If the two sides do not reach an agreement, trade law will likely revert to rules set forth by the World Trade Organization.
“They revert to ‘most favored nation’ tariff/fine limits that were negotiated around 2003,” Nelson said. “You lose the intra-EU agreements, and you lose passporting rights because there’s no international agreement for that. So, that’s the big cost, the loss of passporting rights.”
Nelson said some countries on the continent view Britain’s messy exit as an opportunity to better establish their banking centers and grab some of the financial services fees that London previously accrued.
The grass is greener on the other side
Each bank that chooses to move part of its operations elsewhere does so based on a variety of factors — like where the parent bank is based, what language its workers or clients speak and what the political situation of a chosen location looks like.
Some banks may relocate to Madrid because their business activities are more concentrated in Latin America, whereas others may go to Amsterdam because of its strong history with consulting, said Andreas Staab. Staab is the founder and managing director of the European Policy Information Centre, a consultancy agency.
Citi, for example, opened a new investment firm in Frankfurt and will also make its products and services available through its Ireland-based bank.
The New-York-based investment bank announced in March 2019 it would open a new investment firm in Frankfurt called Citigroup Global Markets Europe AG. In 2016, it consolidated bank branches in 22 European Economic Area countries to form an Ireland-based bank, Citibank Europe PLC. Both of these entities will be used to conduct business that the company may be unable to carry through its UK entities after Brexit is finalized.
Swiss investment bank UBS, on the other hand, has decided to move business to the German-incorporated subsidiary UBS Europe SE. At the same time, Deutsche Bank will move UK operations to Frankfurt, the site of its headquarters.
Barclays, a British multinational investment bank, expanded its existing subsidiary in Ireland. This subsidiary, Barclays Bank Ireland, will become the legal entity serving clients in the European Economic Area.
Despite moves by some financial services firms, Staab noted that some countries in Europe still rely almost entirely on British banks to access the EU market.
“London is the banker of Europe. You go to a small corner shop somewhere in Poland, and that little family receives financing from the Polish bank that is owned by a British bank,” Staab said. “London will lose some but probably not as much as a lot of people think.”

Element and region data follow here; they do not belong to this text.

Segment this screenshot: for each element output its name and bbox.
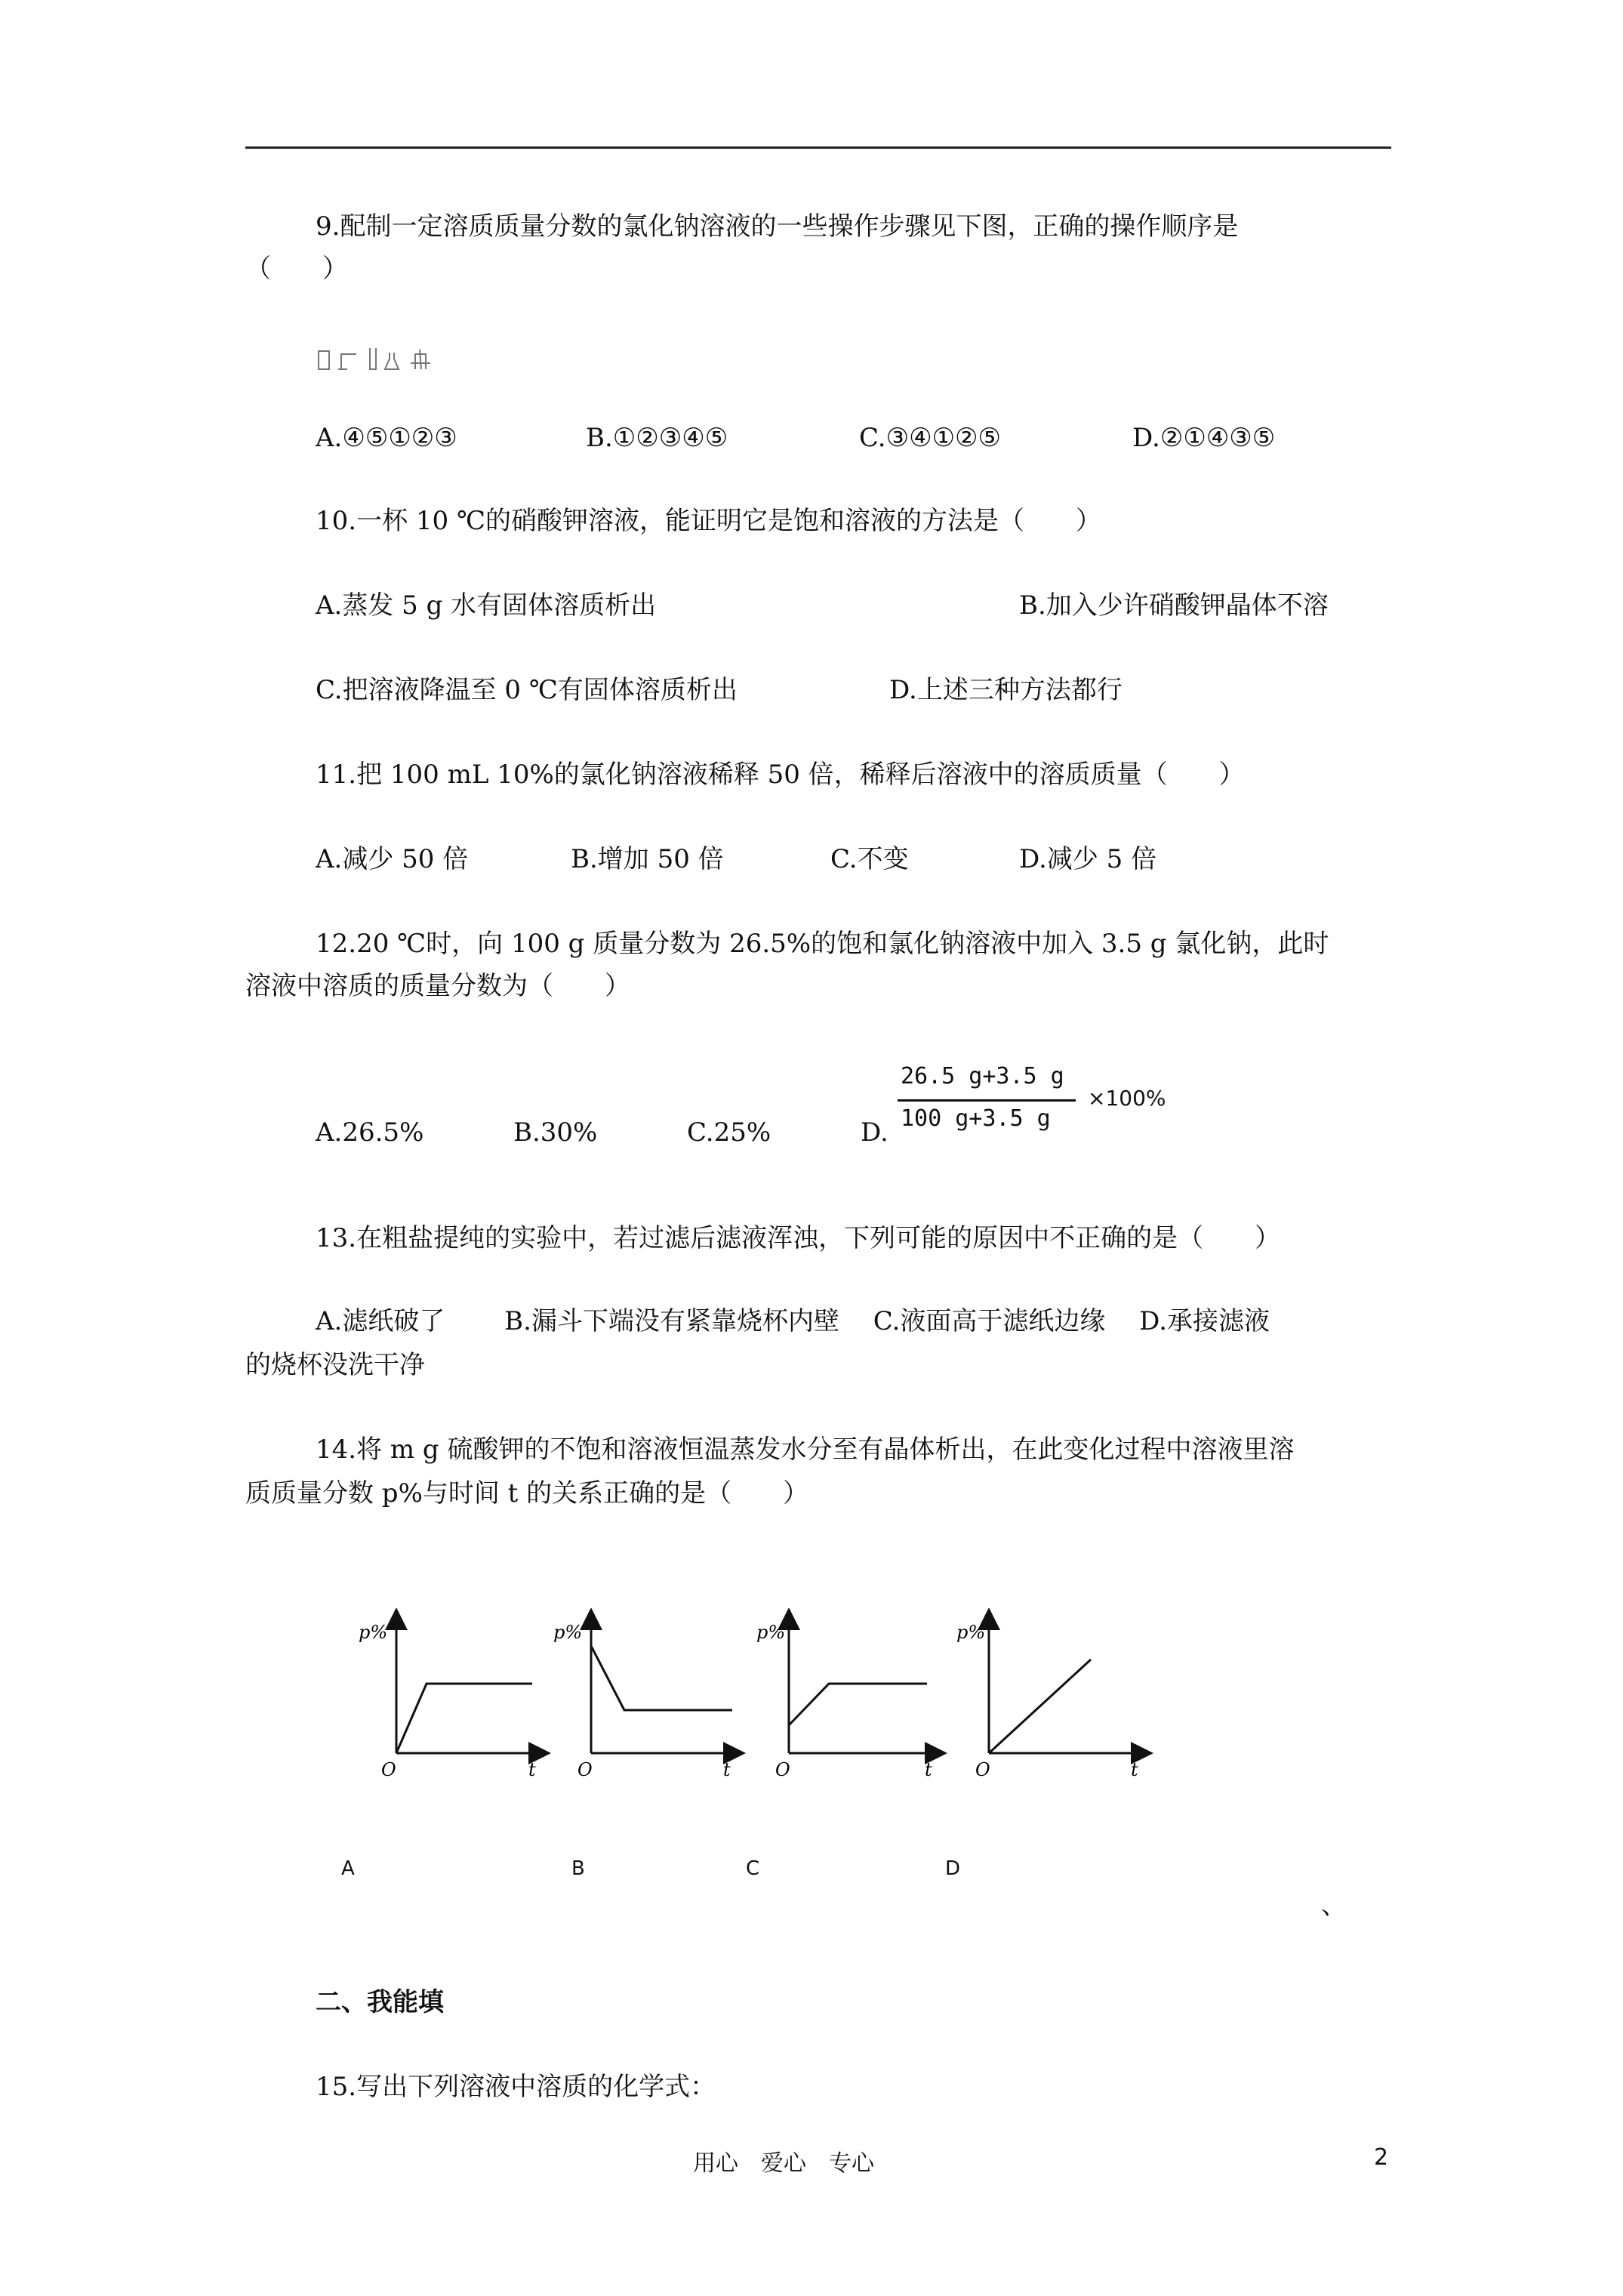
q14-graph-b <box>540 1608 759 1782</box>
header-rule <box>245 146 1391 149</box>
graph-b-xlabel: t <box>723 1759 731 1780</box>
graph-c-xlabel: t <box>925 1759 932 1780</box>
flask-icon <box>385 353 399 369</box>
q14-trailing-mark: 、 <box>1321 1891 1347 1921</box>
q14-stem-line1: 14.将 m g 硫酸钾的不饱和溶液恒温蒸发水分至有晶体析出，在此变化过程中溶液里溶 <box>316 1435 1295 1465</box>
q14-graph-d-label: D <box>945 1857 961 1880</box>
q14-graph-d <box>940 1608 1159 1782</box>
q9-stem-line2: （ ） <box>245 254 348 284</box>
footer-text: 用心 爱心 专心 <box>693 2150 874 2177</box>
q9-option-b: B.①②③④⑤ <box>586 423 728 453</box>
q12-option-a: A.26.5% <box>316 1117 424 1148</box>
q12-option-c: C.25% <box>687 1117 771 1148</box>
graph-c-curve <box>789 1684 927 1725</box>
graph-a-ylabel: p% <box>359 1622 388 1643</box>
q13-options-line2: 的烧杯没洗干净 <box>245 1350 425 1380</box>
fraction-bar <box>898 1099 1076 1102</box>
q10-stem: 10.一杯 10 ℃的硝酸钾溶液，能证明它是饱和溶液的方法是（ ） <box>316 506 1101 536</box>
graph-c-ylabel: p% <box>756 1622 786 1643</box>
q11-stem: 11.把 100 mL 10%的氯化钠溶液稀释 50 倍，稀释后溶液中的溶质质量（ ） <box>316 760 1245 790</box>
q14-graph-a <box>347 1608 566 1782</box>
q9-option-d: D.②①④③⑤ <box>1132 423 1276 453</box>
graph-b-ylabel: p% <box>553 1622 583 1643</box>
graph-d-curve <box>989 1660 1091 1753</box>
q11-option-c: C.不变 <box>830 844 909 874</box>
q9-option-c: C.③④①②⑤ <box>859 423 1002 453</box>
q9-steps-figure <box>317 344 453 374</box>
q15-stem: 15.写出下列溶液中溶质的化学式： <box>316 2072 716 2102</box>
q12-stem-line1: 12.20 ℃时，向 100 g 质量分数为 26.5%的饱和氯化钠溶液中加入 3.5 g 氯化钠，此时 <box>316 929 1329 959</box>
q9-stem-line1: 9.配制一定溶质质量分数的氯化钠溶液的一些操作步骤见下图，正确的操作顺序是 <box>316 211 1239 242</box>
fraction-denominator: 100 g+3.5 g <box>901 1105 1051 1132</box>
graph-d-xlabel: t <box>1131 1759 1138 1780</box>
q10-option-a: A.蒸发 5 g 水有固体溶质析出 <box>316 590 657 621</box>
beaker-icon <box>319 351 329 369</box>
q11-option-a: A.减少 50 倍 <box>316 844 469 874</box>
q13-options-line1: A.滤纸破了 B.漏斗下端没有紧靠烧杯内壁 C.液面高于滤纸边缘 D.承接滤液 <box>316 1306 1270 1336</box>
q12-option-d: D. <box>861 1117 888 1148</box>
graph-a-xlabel: t <box>528 1759 536 1780</box>
q12-option-b: B.30% <box>513 1117 598 1148</box>
q10-option-b: B.加入少许硝酸钾晶体不溶 <box>1019 590 1329 621</box>
q14-graph-c <box>740 1608 959 1782</box>
q14-stem-line2: 质质量分数 p%与时间 t 的关系正确的是（ ） <box>245 1478 809 1509</box>
q10-option-d: D.上述三种方法都行 <box>889 675 1123 705</box>
graph-d-ylabel: p% <box>956 1622 986 1643</box>
q10-option-c: C.把溶液降温至 0 ℃有固体溶质析出 <box>316 675 738 705</box>
q14-graph-c-label: C <box>746 1857 760 1880</box>
section-2-title: 二、我能填 <box>316 1987 444 2017</box>
graph-b-origin: O <box>577 1759 593 1780</box>
cylinder-icon <box>370 348 376 369</box>
graph-a-curve <box>396 1684 532 1753</box>
q9-option-a: A.④⑤①②③ <box>316 423 457 453</box>
q12-stem-line2: 溶液中溶质的质量分数为（ ） <box>245 971 630 1001</box>
q13-stem: 13.在粗盐提纯的实验中，若过滤后滤液浑浊，下列可能的原因中不正确的是（ ） <box>316 1223 1281 1253</box>
graph-d-origin: O <box>975 1759 990 1780</box>
fraction-multiplier: ×100% <box>1088 1086 1166 1111</box>
stirring-icon <box>411 350 430 369</box>
balance-icon <box>338 354 356 369</box>
q14-graph-b-label: B <box>571 1857 585 1880</box>
q12-option-d-fraction <box>895 1063 1185 1139</box>
graph-b-curve <box>591 1646 732 1710</box>
fraction-numerator: 26.5 g+3.5 g <box>901 1063 1064 1089</box>
graph-c-origin: O <box>775 1759 790 1780</box>
q11-option-d: D.减少 5 倍 <box>1019 844 1157 874</box>
page-number: 2 <box>1374 2144 1389 2171</box>
q14-graph-a-label: A <box>341 1857 355 1880</box>
q11-option-b: B.增加 50 倍 <box>571 844 724 874</box>
graph-a-origin: O <box>381 1759 396 1780</box>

During the negotiation period, the UK will fight to retain the perks that came with being a part of the EU, including financial passporting rights. Though the banks’ retreat from the UK and the continuing uncertainty around the legal rules post-Brexit spell trouble for the city, Staab doesn’t think London’s status as a global financial hub will fully go away.

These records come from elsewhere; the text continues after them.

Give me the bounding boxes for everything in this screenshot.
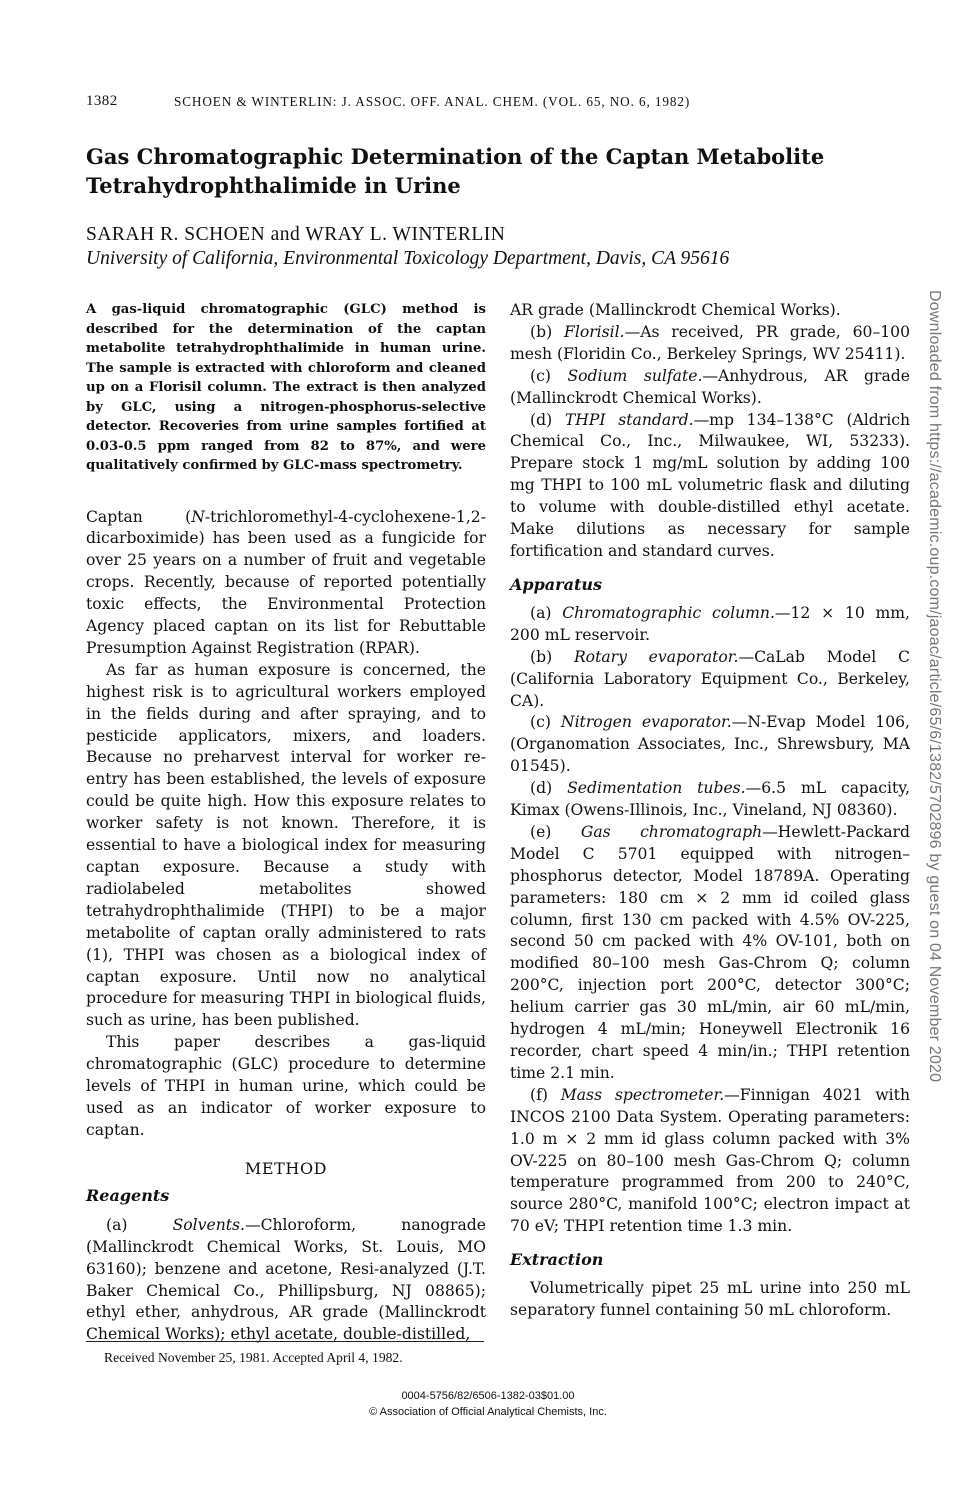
- left-column: [86, 300, 486, 1346]
- apparatus-e: (e) Gas chromatograph—Hewlett-Packard Model C 5701 equipped with nitrogen–phosphorus detector, Model 18789A. Operating parameters: 180 cm × 2 mm id coiled glass column, first 130 cm packed with 4.5% OV-225, second 50 cm packed with 4% OV-101, both on modified 80–100 mesh Gas-Chrom Q; column 200°C, injection port 200°C, detector 300°C; helium carrier gas 30 mL/min, air 60 mL/min, hydrogen 4 mL/min; Honeywell Electronik 16 recorder, chart speed 4 min/in.; THPI retention time 2.1 min.: [510, 822, 910, 1082]
- reagent-b: (b) Florisil.—As received, PR grade, 60–100 mesh (Floridin Co., Berkeley Springs, WV 25411).: [510, 322, 910, 363]
- reagents-heading: Reagents: [86, 1185, 170, 1205]
- article-title: [86, 142, 866, 200]
- intro-paragraph-1: Captan (N-trichloromethyl-4-cyclohexene-1,2-dicarboximide) has been used as a fungicide for over 25 years on a number of fruit and vegetable crops. Recently, because of reported potentially toxic effects, the Environmental Protection Agency placed captan on its list for Rebuttable Presumption Against Registration (RPAR).: [86, 507, 486, 657]
- received-footnote: Received November 25, 1981. Accepted April 4, 1982.: [104, 1350, 403, 1365]
- apparatus-c: (c) Nitrogen evaporator.—N-Evap Model 106, (Organomation Associates, Inc., Shrewsbury, MA 01545).: [510, 713, 911, 776]
- apparatus-d: (d) Sedimentation tubes.—6.5 mL capacity, Kimax (Owens-Illinois, Inc., Vineland, NJ 08360).: [510, 779, 910, 820]
- issn-line: 0004-5756/82/6506-1382-03$01.00: [401, 1390, 575, 1402]
- title-line-2: Tetrahydrophthalimide in Urine: [86, 173, 461, 198]
- apparatus-heading: Apparatus: [510, 574, 602, 594]
- authors: SARAH R. SCHOEN and WRAY L. WINTERLIN: [86, 224, 506, 245]
- copyright-line: © Association of Official Analytical Chemists, Inc.: [369, 1406, 607, 1418]
- download-watermark: Downloaded from https://academic.oup.com/jaoac/article/65/6/1382/5702896 by guest on 04 November 2020: [926, 290, 943, 1083]
- method-heading: METHOD: [244, 1158, 328, 1178]
- reagent-a: (a) Solvents.—Chloroform, nanograde (Mallinckrodt Chemical Works, St. Louis, MO 63160); benzene and acetone, Resi-analyzed (J.T. Baker Chemical Co., Phillipsburg, NJ 08865); ethyl ether, anhydrous, AR grade (Mallinckrodt Chemical Works); ethyl acetate, double-distilled,: [86, 1215, 486, 1344]
- title-line-1: Gas Chromatographic Determination of the Captan Metabolite: [86, 144, 825, 169]
- intro-paragraph-3: This paper describes a gas-liquid chromatographic (GLC) procedure to determine levels of THPI in human urine, which could be used as an indicator of worker exposure to captan.: [86, 1033, 486, 1139]
- intro-paragraph-2: As far as human exposure is concerned, the highest risk is to agricultural workers employed in the fields during and after spraying, and to pesticide applicators, mixers, and loaders. Because no preharvest interval for worker re-entry has been established, the levels of exposure could be quite high. How this exposure relates to worker safety is not known. Therefore, it is essential to have a biological index for measuring captan exposure. Because a study with radiolabeled metabolites showed tetrahydrophthalimide (THPI) to be a major metabolite of captan orally administered to rats (1), THPI was chosen as a biological index of captan exposure. Until now no analytical procedure for measuring THPI in biological fluids, such as urine, has been published.: [86, 660, 486, 1030]
- page-number: 1382: [86, 93, 118, 109]
- reagent-d: (d) THPI standard.—mp 134–138°C (Aldrich Chemical Co., Inc., Milwaukee, WI, 53233). Prepare stock 1 mg/mL solution by adding 100 mg THPI to 100 mL volumetric flask and diluting to volume with double-distilled ethyl acetate. Make dilutions as necessary for sample fortification and standard curves.: [510, 410, 910, 560]
- reagent-c: (c) Sodium sulfate.—Anhydrous, AR grade (Mallinckrodt Chemical Works).: [510, 366, 910, 407]
- footnote-rule: [86, 1341, 484, 1342]
- apparatus-b: (b) Rotary evaporator.—CaLab Model C (California Laboratory Equipment Co., Berkeley, CA).: [510, 647, 910, 710]
- apparatus-a: (a) Chromatographic column.—12 × 10 mm, 200 mL reservoir.: [510, 603, 911, 644]
- right-column: [510, 300, 910, 1322]
- reagent-a-continued: AR grade (Mallinckrodt Chemical Works).: [510, 301, 841, 319]
- affiliation: University of California, Environmental Toxicology Department, Davis, CA 95616: [86, 248, 730, 269]
- extraction-text: Volumetrically pipet 25 mL urine into 250 mL separatory funnel containing 50 mL chloroform.: [510, 1279, 910, 1320]
- apparatus-f: (f) Mass spectrometer.—Finnigan 4021 with INCOS 2100 Data System. Operating parameters: 1.0 m × 2 mm id glass column packed with 3% OV-225 on 80–100 mesh Gas-Chrom Q; column temperature programmed from 200 to 240°C, source 280°C, manifold 100°C; electron impact at 70 eV; THPI retention time 1.3 min.: [510, 1085, 910, 1236]
- running-head: SCHOEN & WINTERLIN: J. ASSOC. OFF. ANAL. CHEM. (VOL. 65, NO. 6, 1982): [174, 94, 691, 109]
- abstract: A gas-liquid chromatographic (GLC) method is described for the determination of the captan metabolite tetrahydrophthalimide in human urine. The sample is extracted with chloroform and cleaned up on a Florisil column. The extract is then analyzed by GLC, using a nitrogen-phosphorus-selective detector. Recoveries from urine samples fortified at 0.03-0.5 ppm ranged from 82 to 87%, and were qualitatively confirmed by GLC-mass spectrometry.: [86, 302, 486, 473]
- extraction-heading: Extraction: [510, 1250, 604, 1270]
- bottom-imprint: [0, 1388, 976, 1420]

“The vast majority, 90% of financing in Europe, goes through British banks,” Staab said. “It’s the biggest financial center in the world, and you can’t just completely get rid of it.”
Others point to the already-completed moves of dozens of banks as a harbinger for the weakening financial status of London. Nelson, the Northwestern professor, remains uncertain of what’s to come for the city and the country at large.
“The cost of what this is going to be, to me it’s unquantifiable,” he said. “I think banks don’t know. I think nobody knows.”